Intellectual freedom is a pillar of democracy, but is only as strong as those who are upholding it. This is why for over 40 years, libraries and bookstores across Canada have celebrated Freedom to Read Week. Happening Feb. 23 to Mar. 1 this year, the week aims to encourage Canadians to reflect on our commitment to intellectual freedom. To help you practice your right to intellectual freedom, here are five challenged books by Canadian authors.
Barometer Rising (1941) by Hugh MacLennan
Neil Macrae died in disgrace — or so the story goes. Unknown to his former colonel and lover, Macrae returns to Halifax to clear his name. The Halifax Explosion of Dec. 6, 1917 interrupts the efforts, and sets the stage for a hero to emerge in the midst of a country discovering itself.
19 years after its publishing, the Manitoba School Boards Association unanimously voted to remove the book from the high school curriculum due to the vulgar language used. It was later learned that most trustees had not read the book themselves.
Lives of Girls and Women (1971) by Alice Munro
In the only full length novel from Munro, a young woman growing up in 1940s rural Ontario begins to spend more time in town with an eccentric group of women through which she explores the multifaceted sides of womanhood.
Through the mid to late 70s, the book faced numerous challenges due to its placement in Ontario’s Grade 13 English curriculum because of its content being deemed pornographic in nature. When she spoke to CBC in 1979, Munro said:
“As soon as one step is taken you have to start resisting, because that makes the next step easier. Though the people who are concerned say that they are not interested in taking books out of libraries or bookstores, I wonder if it is that they are not at this point interested in doing that.”
When Everything Feels Like the Movies (2014) by Raziel Reid
Life through Jude’s eyes is like a movie set through which readers can see what a few days as a gay teenager in a conservative town are like. This book is based on the true story of Lawrence King, who had asked a fellow male classmate to be his valentine. King was then shot and killed by that classmate in 2008.
The book won the 2014 Governor General’s Literary Award for Young People’s Literature and subsequently faced an online petition backed by concerned parents, YA authors, teachers, and others seeking to revoke the award due to the sexual conversations and fantasies that the characters engage in.
Betty: The Helen Betty Osborne Story (2015) by David Alexander Robertson, illustrated by Scott B. Henderson
Betty had attended residential school and high school in a small Manitoba town; she had dreams of becoming a teacher. But in 1971, at the age of 19, she was abducted and murdered. Initially met with indifference, Betty has come to be a figurehead for the Missing and Murdered Indigenous Women and Girls movement.

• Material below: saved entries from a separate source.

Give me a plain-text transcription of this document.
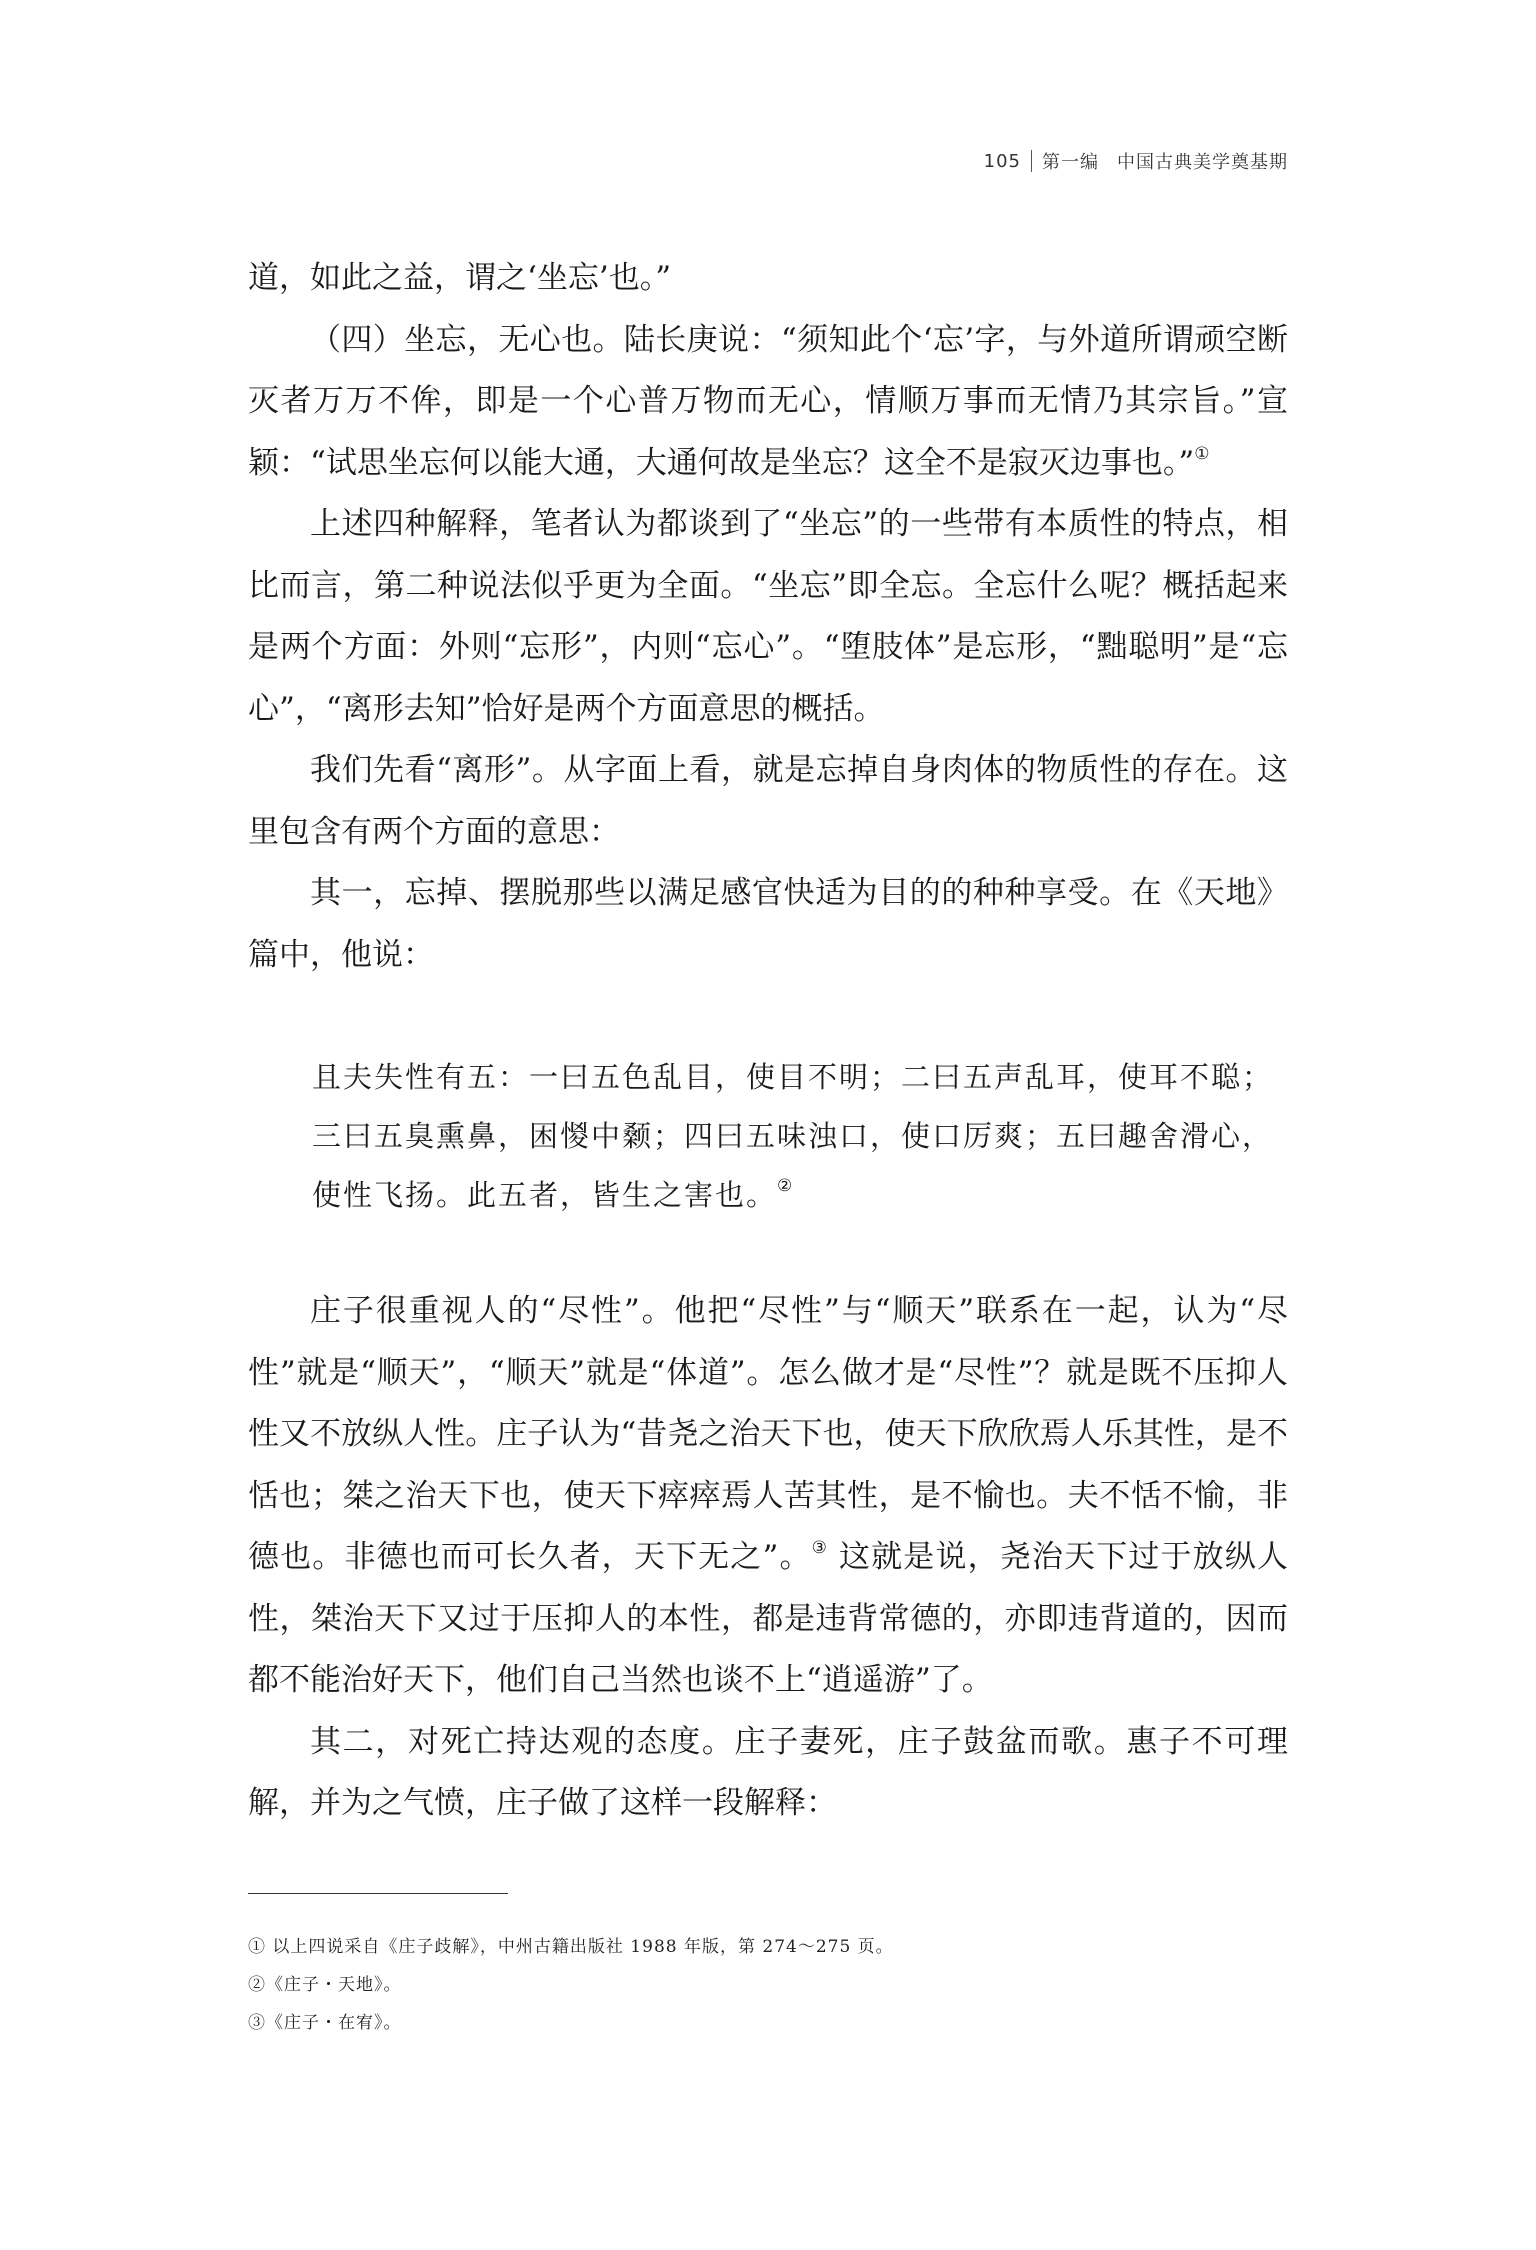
105 第一编 中国古典美学奠基期

道，如此之益，谓之‘坐忘’也。”

（四）坐忘，无心也。陆长庚说：“须知此个‘忘’字，与外道所谓顽空断灭者万万不侔，即是一个心普万物而无心，情顺万事而无情乃其宗旨。”宣颖：“试思坐忘何以能大通，大通何故是坐忘？这全不是寂灭边事也。”①

上述四种解释，笔者认为都谈到了“坐忘”的一些带有本质性的特点，相比而言，第二种说法似乎更为全面。“坐忘”即全忘。全忘什么呢？概括起来是两个方面：外则“忘形”，内则“忘心”。“堕肢体”是忘形，“黜聪明”是“忘心”，“离形去知”恰好是两个方面意思的概括。

我们先看“离形”。从字面上看，就是忘掉自身肉体的物质性的存在。这里包含有两个方面的意思：

其一，忘掉、摆脱那些以满足感官快适为目的的种种享受。在《天地》篇中，他说：

且夫失性有五：一曰五色乱目，使目不明；二曰五声乱耳，使耳不聪；三曰五臭熏鼻，困惾中颡；四曰五味浊口，使口厉爽；五曰趣舍滑心，使性飞扬。此五者，皆生之害也。②

庄子很重视人的“尽性”。他把“尽性”与“顺天”联系在一起，认为“尽性”就是“顺天”，“顺天”就是“体道”。怎么做才是“尽性”？就是既不压抑人性又不放纵人性。庄子认为“昔尧之治天下也，使天下欣欣焉人乐其性，是不恬也；桀之治天下也，使天下瘁瘁焉人苦其性，是不愉也。夫不恬不愉，非德也。非德也而可长久者，天下无之”。③ 这就是说，尧治天下过于放纵人性，桀治天下又过于压抑人的本性，都是违背常德的，亦即违背道的，因而都不能治好天下，他们自己当然也谈不上“逍遥游”了。

其二，对死亡持达观的态度。庄子妻死，庄子鼓盆而歌。惠子不可理解，并为之气愤，庄子做了这样一段解释：

① 以上四说采自《庄子歧解》，中州古籍出版社 1988 年版，第 274～275 页。
②《庄子・天地》。
③《庄子・在宥》。
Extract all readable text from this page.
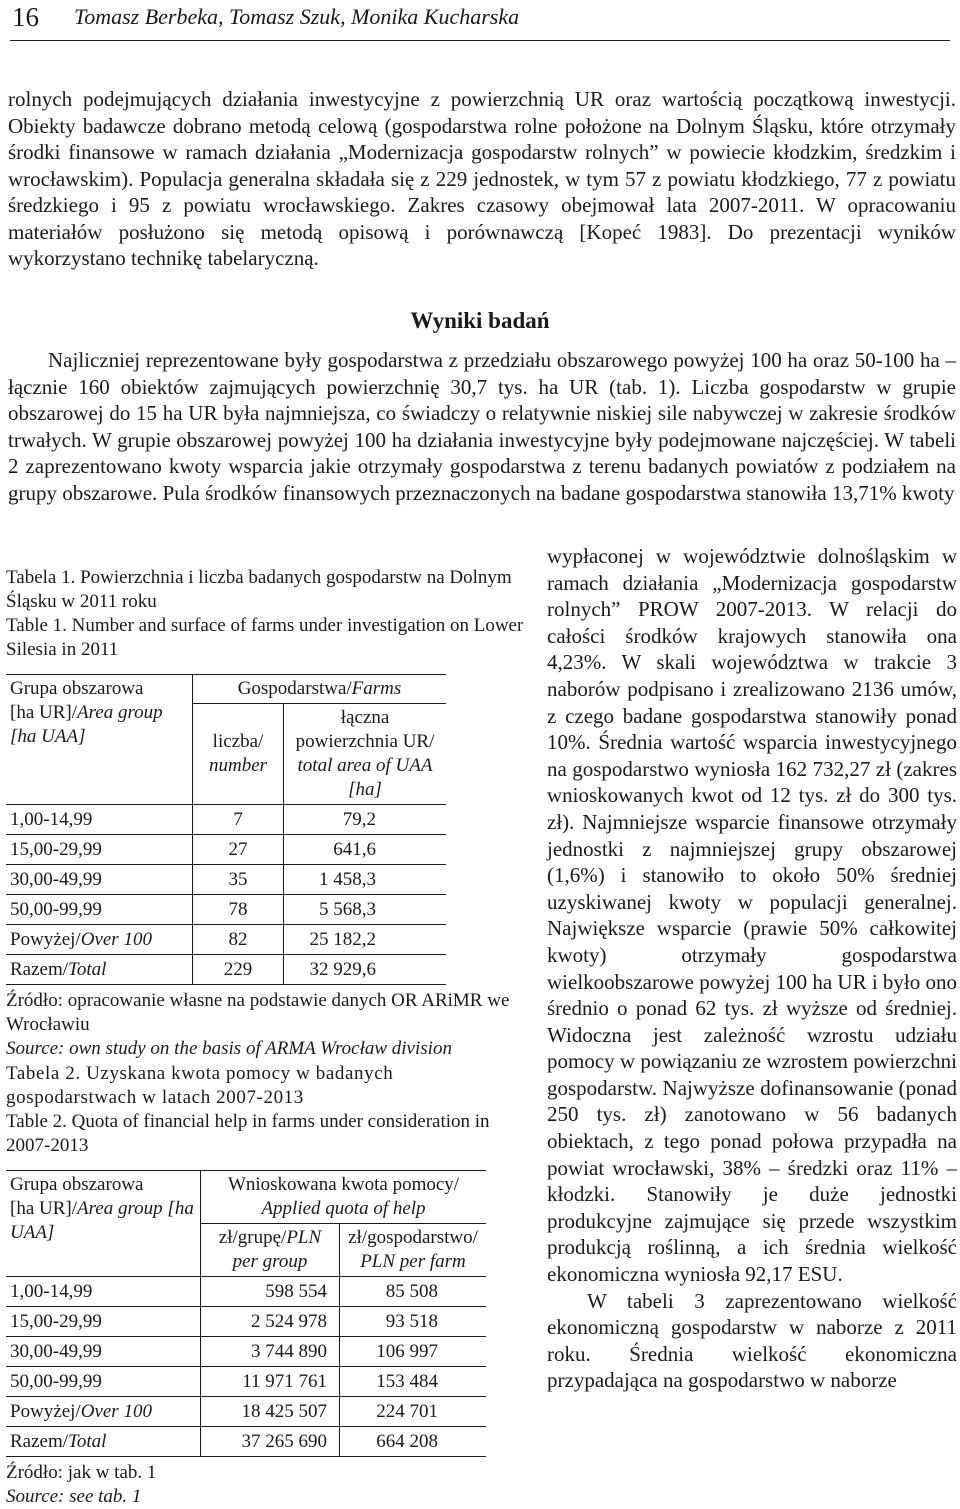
16 Tomasz Berbeka, Tomasz Szuk, Monika Kucharska

rolnych podejmujących działania inwestycyjne z powierzchnią UR oraz wartością początkową inwestycji. Obiekty badawcze dobrano metodą celową (gospodarstwa rolne położone na Dolnym Śląsku, które otrzymały środki finansowe w ramach działania „Modernizacja gospodarstw rolnych” w powiecie kłodzkim, średzkim i wrocławskim). Populacja generalna składała się z 229 jednostek, w tym 57 z powiatu kłodzkiego, 77 z powiatu średzkiego i 95 z powiatu wrocławskiego. Zakres czasowy obejmował lata 2007-2011. W opracowaniu materiałów posłużono się metodą opisową i porównawczą [Kopeć 1983]. Do prezentacji wyników wykorzystano technikę tabelaryczną.

Wyniki badań

Najliczniej reprezentowane były gospodarstwa z przedziału obszarowego powyżej 100 ha oraz 50-100 ha – łącznie 160 obiektów zajmujących powierzchnię 30,7 tys. ha UR (tab. 1). Liczba gospodarstw w grupie obszarowej do 15 ha UR była najmniejsza, co świadczy o relatywnie niskiej sile nabywczej w zakresie środków trwałych. W grupie obszarowej powyżej 100 ha działania inwestycyjne były podejmowane najczęściej. W tabeli 2 zaprezentowano kwoty wsparcia jakie otrzymały gospodarstwa z terenu badanych powiatów z podziałem na grupy obszarowe. Pula środków finansowych przeznaczonych na badane gospodarstwa stanowiła 13,71% kwoty

Tabela 1. Powierzchnia i liczba badanych gospodarstw na Dolnym Śląsku w 2011 roku

Table 1. Number and surface of farms under investigation on Lower Silesia in 2011

Grupa obszarowa
[ha UR]/Area group [ha UAA]	Gospodarstwa/Farms	
	liczba/
number	łączna powierzchnia UR/
total area of UAA [ha]
1,00-14,99	7	79,2
15,00-29,99	27	641,6
30,00-49,99	35	1 458,3
50,00-99,99	78	5 568,3
Powyżej/Over 100	82	25 182,2
Razem/Total	229	32 929,6

Źródło: opracowanie własne na podstawie danych OR ARiMR we Wrocławiu

Source: own study on the basis of ARMA Wrocław division

Tabela 2. Uzyskana kwota pomocy w badanych gospodarstwach w latach 2007-2013

Table 2. Quota of financial help in farms under consideration in 2007-2013

Grupa obszarowa
[ha UR]/Area group [ha UAA]	Wnioskowana kwota pomocy/
Applied quota of help	
	zł/grupę/PLN per group	zł/gospodarstwo/
PLN per farm
1,00-14,99	598 554	85 508
15,00-29,99	2 524 978	93 518
30,00-49,99	3 744 890	106 997
50,00-99,99	11 971 761	153 484
Powyżej/Over 100	18 425 507	224 701
Razem/Total	37 265 690	664 208

Źródło: jak w tab. 1

Source: see tab. 1

wypłaconej w województwie dolnośląskim w ramach działania „Modernizacja gospodarstw rolnych” PROW 2007-2013. W relacji do całości środków krajowych stanowiła ona 4,23%. W skali województwa w trakcie 3 naborów podpisano i zrealizowano 2136 umów, z czego badane gospodarstwa stanowiły ponad 10%. Średnia wartość wsparcia inwestycyjnego na gospodarstwo wyniosła 162 732,27 zł (zakres wnioskowanych kwot od 12 tys. zł do 300 tys. zł). Najmniejsze wsparcie finansowe otrzymały jednostki z najmniejszej grupy obszarowej (1,6%) i stanowiło to około 50% średniej uzyskiwanej kwoty w populacji generalnej. Największe wsparcie (prawie 50% całkowitej kwoty) otrzymały gospodarstwa wielkoobszarowe powyżej 100 ha UR i było ono średnio o ponad 62 tys. zł wyższe od średniej. Widoczna jest zależność wzrostu udziału pomocy w powiązaniu ze wzrostem powierzchni gospodarstw. Najwyższe dofinansowanie (ponad 250 tys. zł) zanotowano w 56 badanych obiektach, z tego ponad połowa przypadła na powiat wrocławski, 38% – średzki oraz 11% – kłodzki. Stanowiły je duże jednostki produkcyjne zajmujące się przede wszystkim produkcją roślinną, a ich średnia wielkość ekonomiczna wyniosła 92,17 ESU.
W tabeli 3 zaprezentowano wielkość ekonomiczną gospodarstw w naborze z 2011 roku. Średnia wielkość ekonomiczna przypadająca na gospodarstwo w naborze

This graphic novel is based on a true case, and in 2018 was put on the not recommended for use in classrooms list by Alberta Education due to it not being deemed age appropriate. Robertson called out the list, saying that discouraging teachers from using specific books is a form of censorship.
The Handmaid’s Tale (1985) by Margaret Atwood
What’s a banned book list without The Handmaid’s Tale? This modern classic is told through Offred, a Handmaid under the new social order in the former United States. It takes the Book of Genesis at its absolute word in order to deal with social unrest and a declining birth rate.
Its place in Toronto high school curriculum was challenged in 2008 for profanity, anti-Christian overtones, and sexual content. In 2009, the review by the Toronto District School Board recommended that the book remain in the curriculum for Grades 11 and 12.
With polarizing politics on the rise, it is increasingly important to protect our right to disagreement and discomfort. Library staff, booksellers, and teachers are our everyday democracy defenders, but they can’t do their job if readers don’t do theirs.